Hello LionsWarthogsMillions, That is too complicated to understand for me. I rather continue clicking being an ES Master and do whatever I want to do, however I want to do.
That's the spirit... Be your own man, your own soul, with your own style approach. Don't be swayed up and down and left and right by unknown mysterious forces If you can make a million with ES click click click...then do that. Make all the money you can so you can buy a Bugatti Veyron Patek Philippe caviar mignon The world is yours if you are a master day trader
I think the rule #1 is to stay in the game, Then have the patience & be humble. Look forward and know history. Kind of pattern recognition. It’s not complicated IMO. Just be there tomorrow. Practice makes perfect. I’ve spent 13yrs on & off. I’ve never made money, But x10 last 3 months. From common sense. Educated guesses.
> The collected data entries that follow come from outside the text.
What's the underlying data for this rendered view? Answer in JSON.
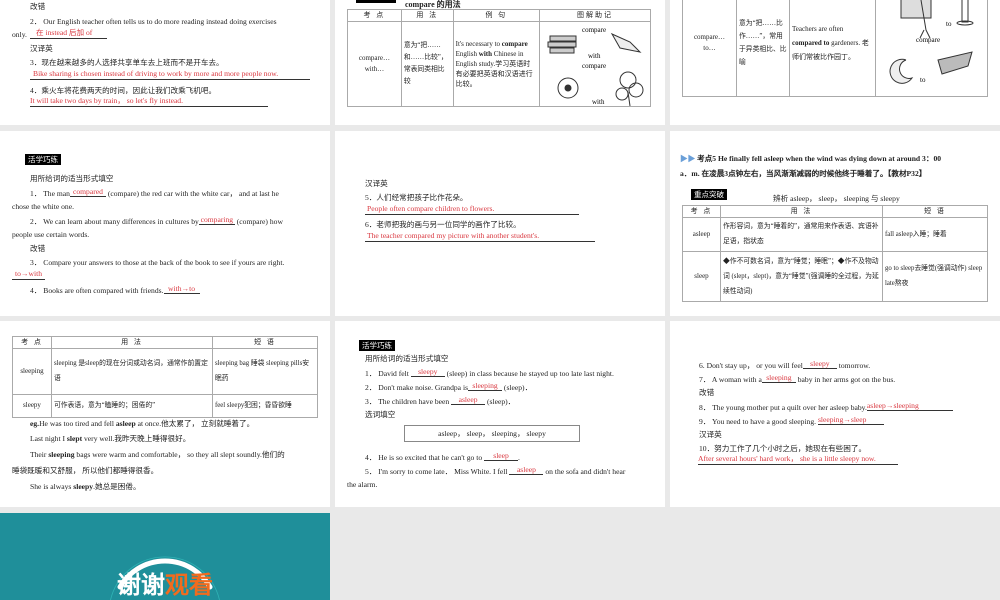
{
  "slide1": {
    "h1": "改错",
    "q2": "2． Our English teacher often tells us to do more reading instead doing exercises",
    "q2b": "only.",
    "a2": "在 instead 后加 of",
    "h2": "汉译英",
    "q3": "3．现在越来越多的人选择共享单车去上班而不是开车去。",
    "a3": "Bike sharing is chosen instead of driving to work by more and more people now.",
    "q4": "4．乘火车将花费两天的时间，因此让我们改乘飞机吧。",
    "a4": "It will take two days by train， so let's fly instead."
  },
  "slide2": {
    "title": "compare 的用法",
    "headers": [
      "考 点",
      "用 法",
      "例 句",
      "图解助记"
    ],
    "point": "compare…with…",
    "usage": "意为“把……和……比较”，常表同类相比较",
    "example_pre": "It's necessary to ",
    "ex_b1": "compare",
    "ex_mid": " English ",
    "ex_b2": "with",
    "ex_post": " Chinese in English study.学习英语时有必要把英语和汉语进行比较。",
    "img_words": [
      "compare",
      "with",
      "compare",
      "with"
    ]
  },
  "slide3": {
    "point": "compare…to…",
    "usage": "意为“把……比作……”，常用于异类相比、比喻",
    "ex_pre": "Teachers are often ",
    "ex_b": "compared to",
    "ex_post": " gardeners.",
    "ex_cn": "老师们常被比作园丁。",
    "img_words": [
      "to",
      "compare",
      "to"
    ]
  },
  "slide4": {
    "label": "活学巧练",
    "instr": "用所给词的适当形式填空",
    "q1_pre": "1． The man",
    "a1": "compared",
    "q1_post": " (compare) the red car with the white car， and at last he",
    "q1b": "chose the white one.",
    "q2_pre": "2． We can learn about many differences in cultures by",
    "a2": "comparing",
    "q2_post": " (compare) how",
    "q2b": "people use certain words.",
    "h2": "改错",
    "q3": "3． Compare your answers to those at the back of the book to see if yours are right.",
    "a3": "to→with",
    "q4": "4． Books are often compared with friends.",
    "a4": "with→to"
  },
  "slide5": {
    "h": "汉译英",
    "q5": "5．人们经常把孩子比作花朵。",
    "a5": "People often compare children to flowers.",
    "q6": "6．老师把我的画与另一位同学的画作了比较。",
    "a6": "The teacher compared my picture with another student's."
  },
  "slide6": {
    "line1": "考点5 He finally fell asleep when the wind was dying down at around 3：00",
    "line2": "a．m. 在凌晨3点钟左右，当风渐渐减弱的时候他终于睡着了。【教材P32】",
    "label": "重点突破",
    "caption": "辨析 asleep， sleep， sleeping 与 sleepy",
    "headers": [
      "考 点",
      "用 法",
      "短 语"
    ],
    "rows": [
      {
        "point": "asleep",
        "usage": "作形容词，意为“睡着的”，通常用来作表语、宾语补足语，指状态",
        "phrase": "fall asleep入睡；睡着"
      },
      {
        "point": "sleep",
        "usage": "◆作不可数名词，意为“睡觉；睡眠”；◆作不及物动词 (slept，slept)，意为“睡觉”(强调睡的全过程，为延续性动词)",
        "phrase": "go to sleep去睡觉(强调动作) sleep late熬夜"
      }
    ]
  },
  "slide7": {
    "headers": [
      "考 点",
      "用 法",
      "短 语"
    ],
    "rows": [
      {
        "point": "sleeping",
        "usage": "sleeping 是sleep的现在分词或动名词，通常作前置定语",
        "phrase": "sleeping bag 睡袋 sleeping pills安眠药"
      },
      {
        "point": "sleepy",
        "usage": "可作表语，意为“瞌睡的；困倦的”",
        "phrase": "feel sleepy犯困；昏昏欲睡"
      }
    ],
    "eg1_pre": "eg.",
    "eg1": "He was too tired and fell ",
    "eg1_b": "asleep",
    "eg1_post": " at once.他太累了， 立刻就睡着了。",
    "eg2_pre": "Last night I ",
    "eg2_b": "slept",
    "eg2_post": " very well.我昨天晚上睡得很好。",
    "eg3_pre": "Their ",
    "eg3_b": "sleeping",
    "eg3_post": " bags were warm and comfortable， so they all slept soundly.他们的",
    "eg3b": "睡袋既暖和又舒服， 所以他们都睡得很香。",
    "eg4_pre": "She is always ",
    "eg4_b": "sleepy",
    "eg4_post": ".她总是困倦。"
  },
  "slide8": {
    "label": "活学巧练",
    "instr": "用所给词的适当形式填空",
    "q1_pre": "1． David felt ",
    "a1": "sleepy",
    "q1_post": " (sleep) in class because he stayed up too late last night.",
    "q2_pre": "2． Don't make noise. Grandpa is",
    "a2": "sleeping",
    "q2_post": " (sleep)．",
    "q3_pre": "3． The children have been ",
    "a3": "asleep",
    "q3_post": " (sleep)．",
    "h2": "选词填空",
    "box": "asleep， sleep， sleeping， sleepy",
    "q4_pre": "4． He is so excited that he can't go to ",
    "a4": "sleep",
    "q4_post": ".",
    "q5_pre": "5． I'm sorry to come late． Miss White. I fell ",
    "a5": "asleep",
    "q5_post": " on the sofa and didn't hear",
    "q5b": "the alarm."
  },
  "slide9": {
    "q6_pre": "6. Don't stay up， or you will feel",
    "a6": "sleepy",
    "q6_post": " tomorrow.",
    "q7_pre": "7． A woman with a",
    "a7": "sleeping",
    "q7_post": " baby in her arms got on the bus.",
    "h1": "改错",
    "q8": "8． The young mother put a quilt over her asleep baby.",
    "a8": "asleep→sleeping",
    "q9": "9． You need to have a good sleeping.",
    "a9": "sleeping→sleep",
    "h2": "汉译英",
    "q10": "10．努力工作了几个小时之后，她现在有些困了。",
    "a10": "After several hours' hard work， she is a little sleepy now."
  },
  "slide10": {
    "title_white": "谢谢",
    "title_orange": "观看",
    "colors": {
      "teal": "#1f8f9a",
      "orange": "#f26b1d"
    }
  }
}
Click, click, click.
That's the way a human's success life chart generally looks like It's not a linear smooth line... you may see relatively flat stagnant dormant movement... And then Boom... the line dramatically propels at an upward trajectory because of a eureka discovery actionable moment of consciousness Most humans lack the wide spectrum viewpoint depth and patience to achieve true yield potential
I think the potential bounce levels in the market are pretty obvious if you take a wide view of the market. Basically, we've gone straight up since the pandemic and really parabolic in the last 2 years without much consolidation. I think we have a ways to go on this drop.
Some interesting stats: He also argues that history provides a sobering reminder about bear market psychology. For example, during the Global Financial Crisis, the S&P 500 experienced eleven rallies averaging 10% each (typically lasting less than two months), while ultimately losing 57% over a year and a half. The Tech Bubble saw seven rallies averaging 14% over five-month periods amid a 49% overall decline spanning two and a half years. “The desire to believe it was the bottom was quite high during each of those rallies but earnings estimates and trailing PE [share price to earnings] multiples had to still go lower, which ultimately drove the stocks lower,” he says.